NEDGATE

Why Netherlands

Netherlands Global Rankings

  • Global Innovation Index
  • Human Development index: 10th
  • Happiness index: 5th
  • Global competitiveness index: 4th
  • Freedom Index: 2nd
  • Press Freedom index: 4th
  • Democracy index: 11th
  • E-government development index: 5th
  • Logistics Performance Index: 4th
  • GDP per capita: 11th
  • Networked readiness Index: 3rd
  • Digital Economy and Society Index: 4th
  • Agricultural products export: 2nd

There are many advantages that make the Netherlands first choice of the companies, entrepreneurs and Start-ups. Knowledge Economy and Favourable Business-climate is the Main one. This climate can be characterized as innovative, business friendly, flexible tax- and legal-system, well-educated people, good connections and last but certainly not least access to potential customer-base of 500 million within European Union.

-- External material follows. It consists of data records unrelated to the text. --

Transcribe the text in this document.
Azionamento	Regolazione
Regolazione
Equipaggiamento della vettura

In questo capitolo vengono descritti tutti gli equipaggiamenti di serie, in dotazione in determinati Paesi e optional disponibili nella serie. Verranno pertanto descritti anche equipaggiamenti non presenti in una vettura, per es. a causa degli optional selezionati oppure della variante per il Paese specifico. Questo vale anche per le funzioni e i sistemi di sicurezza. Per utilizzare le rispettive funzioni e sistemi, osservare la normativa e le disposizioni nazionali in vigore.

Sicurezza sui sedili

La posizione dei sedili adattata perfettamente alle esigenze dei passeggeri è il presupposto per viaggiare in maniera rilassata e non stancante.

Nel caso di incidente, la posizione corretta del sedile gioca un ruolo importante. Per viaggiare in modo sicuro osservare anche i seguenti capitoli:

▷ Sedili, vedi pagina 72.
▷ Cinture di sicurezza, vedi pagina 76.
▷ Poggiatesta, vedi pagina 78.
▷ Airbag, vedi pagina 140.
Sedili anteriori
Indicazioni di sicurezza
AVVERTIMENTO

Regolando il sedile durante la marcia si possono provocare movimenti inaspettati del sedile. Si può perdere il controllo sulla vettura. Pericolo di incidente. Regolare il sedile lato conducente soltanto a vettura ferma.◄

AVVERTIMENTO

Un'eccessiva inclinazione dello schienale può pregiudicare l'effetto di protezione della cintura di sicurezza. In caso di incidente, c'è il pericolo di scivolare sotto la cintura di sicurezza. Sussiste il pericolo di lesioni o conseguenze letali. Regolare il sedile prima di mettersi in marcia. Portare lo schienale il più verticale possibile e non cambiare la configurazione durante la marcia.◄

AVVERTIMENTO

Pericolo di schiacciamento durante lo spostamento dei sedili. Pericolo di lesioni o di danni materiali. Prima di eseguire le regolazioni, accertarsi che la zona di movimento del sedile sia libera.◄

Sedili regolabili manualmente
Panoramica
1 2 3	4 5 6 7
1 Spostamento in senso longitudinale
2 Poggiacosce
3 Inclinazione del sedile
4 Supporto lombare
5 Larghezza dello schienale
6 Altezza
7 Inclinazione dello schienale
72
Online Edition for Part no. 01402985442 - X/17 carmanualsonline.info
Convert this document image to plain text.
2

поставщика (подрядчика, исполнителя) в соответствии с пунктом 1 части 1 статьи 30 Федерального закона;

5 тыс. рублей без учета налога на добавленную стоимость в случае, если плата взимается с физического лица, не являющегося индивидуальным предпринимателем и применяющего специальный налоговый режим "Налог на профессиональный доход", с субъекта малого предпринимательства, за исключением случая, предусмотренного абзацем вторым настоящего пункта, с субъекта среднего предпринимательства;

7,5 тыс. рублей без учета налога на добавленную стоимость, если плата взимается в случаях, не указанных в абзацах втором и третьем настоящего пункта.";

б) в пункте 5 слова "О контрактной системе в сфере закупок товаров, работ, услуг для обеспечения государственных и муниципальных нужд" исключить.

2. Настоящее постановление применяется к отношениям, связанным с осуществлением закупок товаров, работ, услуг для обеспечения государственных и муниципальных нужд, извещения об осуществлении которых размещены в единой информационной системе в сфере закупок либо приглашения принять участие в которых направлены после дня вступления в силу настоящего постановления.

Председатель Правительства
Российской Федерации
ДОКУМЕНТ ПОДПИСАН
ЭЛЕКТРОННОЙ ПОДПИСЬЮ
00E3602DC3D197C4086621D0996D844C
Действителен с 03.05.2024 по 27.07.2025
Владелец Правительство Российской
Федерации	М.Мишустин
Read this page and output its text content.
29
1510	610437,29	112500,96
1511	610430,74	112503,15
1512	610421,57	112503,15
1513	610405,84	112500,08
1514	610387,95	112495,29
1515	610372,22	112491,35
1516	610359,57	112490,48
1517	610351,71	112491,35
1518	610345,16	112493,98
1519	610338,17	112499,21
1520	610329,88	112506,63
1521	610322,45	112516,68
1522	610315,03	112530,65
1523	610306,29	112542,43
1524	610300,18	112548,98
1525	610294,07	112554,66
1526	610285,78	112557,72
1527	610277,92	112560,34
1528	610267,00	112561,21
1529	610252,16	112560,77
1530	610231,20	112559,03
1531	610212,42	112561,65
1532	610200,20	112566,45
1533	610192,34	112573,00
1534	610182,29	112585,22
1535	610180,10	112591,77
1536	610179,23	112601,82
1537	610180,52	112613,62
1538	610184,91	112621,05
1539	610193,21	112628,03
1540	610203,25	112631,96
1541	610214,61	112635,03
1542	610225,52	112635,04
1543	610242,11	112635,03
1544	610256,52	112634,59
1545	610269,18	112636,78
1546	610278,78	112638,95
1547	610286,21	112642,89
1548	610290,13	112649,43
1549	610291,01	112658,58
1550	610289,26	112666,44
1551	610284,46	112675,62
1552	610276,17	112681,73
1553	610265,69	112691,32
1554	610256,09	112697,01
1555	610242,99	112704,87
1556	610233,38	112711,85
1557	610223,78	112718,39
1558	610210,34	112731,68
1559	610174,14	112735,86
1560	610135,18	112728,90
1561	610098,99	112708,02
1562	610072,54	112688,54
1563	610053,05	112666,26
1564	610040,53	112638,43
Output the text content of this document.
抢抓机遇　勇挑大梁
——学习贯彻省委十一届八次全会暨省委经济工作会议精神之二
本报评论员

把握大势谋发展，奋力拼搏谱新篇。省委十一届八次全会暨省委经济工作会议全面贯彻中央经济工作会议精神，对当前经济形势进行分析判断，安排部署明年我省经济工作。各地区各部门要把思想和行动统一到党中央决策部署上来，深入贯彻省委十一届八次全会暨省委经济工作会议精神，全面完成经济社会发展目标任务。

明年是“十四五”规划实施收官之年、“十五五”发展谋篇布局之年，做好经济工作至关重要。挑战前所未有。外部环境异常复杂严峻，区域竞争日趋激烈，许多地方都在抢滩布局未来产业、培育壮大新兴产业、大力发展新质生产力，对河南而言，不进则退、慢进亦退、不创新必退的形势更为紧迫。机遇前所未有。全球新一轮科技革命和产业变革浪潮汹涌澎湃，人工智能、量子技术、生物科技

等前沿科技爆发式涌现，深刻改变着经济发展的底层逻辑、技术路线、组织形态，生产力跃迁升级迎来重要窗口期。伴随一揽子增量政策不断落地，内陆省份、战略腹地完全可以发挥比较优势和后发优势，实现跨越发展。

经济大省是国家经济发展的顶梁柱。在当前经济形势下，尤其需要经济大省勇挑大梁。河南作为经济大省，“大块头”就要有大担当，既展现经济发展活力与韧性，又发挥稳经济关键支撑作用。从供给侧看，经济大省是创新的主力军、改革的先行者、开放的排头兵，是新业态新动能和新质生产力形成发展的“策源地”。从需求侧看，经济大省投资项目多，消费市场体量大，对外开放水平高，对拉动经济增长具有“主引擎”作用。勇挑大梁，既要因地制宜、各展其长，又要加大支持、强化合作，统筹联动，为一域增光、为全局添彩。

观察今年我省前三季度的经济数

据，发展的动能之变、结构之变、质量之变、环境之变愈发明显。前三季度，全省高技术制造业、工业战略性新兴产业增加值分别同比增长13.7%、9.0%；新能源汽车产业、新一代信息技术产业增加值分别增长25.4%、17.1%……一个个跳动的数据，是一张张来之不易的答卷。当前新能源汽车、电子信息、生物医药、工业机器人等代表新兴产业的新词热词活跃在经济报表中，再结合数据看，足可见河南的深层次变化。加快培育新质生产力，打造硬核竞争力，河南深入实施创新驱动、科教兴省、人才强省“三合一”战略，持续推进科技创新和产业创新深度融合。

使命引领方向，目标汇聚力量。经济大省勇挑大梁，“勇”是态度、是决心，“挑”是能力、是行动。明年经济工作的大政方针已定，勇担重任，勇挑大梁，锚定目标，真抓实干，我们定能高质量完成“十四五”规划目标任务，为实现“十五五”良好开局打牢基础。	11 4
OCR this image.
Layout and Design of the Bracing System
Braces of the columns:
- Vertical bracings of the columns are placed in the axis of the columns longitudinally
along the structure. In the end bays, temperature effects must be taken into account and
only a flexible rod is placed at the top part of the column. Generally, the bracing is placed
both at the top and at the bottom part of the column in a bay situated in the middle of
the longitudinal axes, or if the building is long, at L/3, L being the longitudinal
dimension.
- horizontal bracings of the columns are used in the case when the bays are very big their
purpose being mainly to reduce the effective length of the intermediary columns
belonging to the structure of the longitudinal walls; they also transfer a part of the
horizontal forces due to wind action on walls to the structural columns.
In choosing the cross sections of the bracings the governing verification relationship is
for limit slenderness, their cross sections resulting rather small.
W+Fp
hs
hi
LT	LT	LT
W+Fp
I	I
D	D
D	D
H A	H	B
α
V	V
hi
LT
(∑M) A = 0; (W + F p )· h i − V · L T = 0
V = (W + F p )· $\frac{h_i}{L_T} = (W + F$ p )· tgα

The EU has established a single market across the territory of all its members. 18 member states have also joined a monetary union known as the Eurozone, which uses the Euro (€) as a single currency. In 2019, the EU had a combined GDP of 18.29 trillion dollars. EU owns the largest net wealth in the world.

The Netherlands is well connected to the rest of Europe and the world. Within Europe, we have connections by water, rail, road and air. The inland waterways offer a direct connection to Germany, Belgium, Luxembourg and France. The railways offer connections throughout Europe, as do the road-system. The main airport of the Netherlands is Schiphol-Amsterdam airport.

The Netherlands borders Germany to the east and Belgium to the south. To the west is the North Sea. Approximately one quarter of the country is below sea-level. Several rivers flow into the North Sea, such as the Rhine, Meuse, Scheldt and Ijssel. At the mouth of these rivers, harbours were formed of which Rotterdam, one of the biggest ports of the world.

The Netherlands has an open economy and as a result is a prosperous country. Most important industrial activities are food-processing, IT, chemicals, oil-refineries and manufacturing of electrical and electronic goods.

The Dutch people are well-educated. On average people are under compulsory education till age 16. From 16 till 18 they are under an obligation to further their education, but this is not policed. When they leave school, they have at least a theoretical knowledge in a wide range of subjects. Most people can use at least two languages, Dutch and English.

There are several forms to do business: branch, subsidiary, partnership, agent, and distributor as a foreign company.
For a branch it is simply a matter of the foreign head office should simply file certain documents and data with the Trade Register of the Chamber of Commerce. No prior governmental approval is required.
Dutch law distinguishes two types of limited liability companies: the public limited liability company (Naamloze Vennootschap or NV) and the private limited liability company (Besloten Vennootschap or BV).

The Dutch legal system has its origin in the Roman system, i.e. it is not a case-system. Especially in contract-law this gives maximum flexibility. Basically, anything is possible if it is not illegal.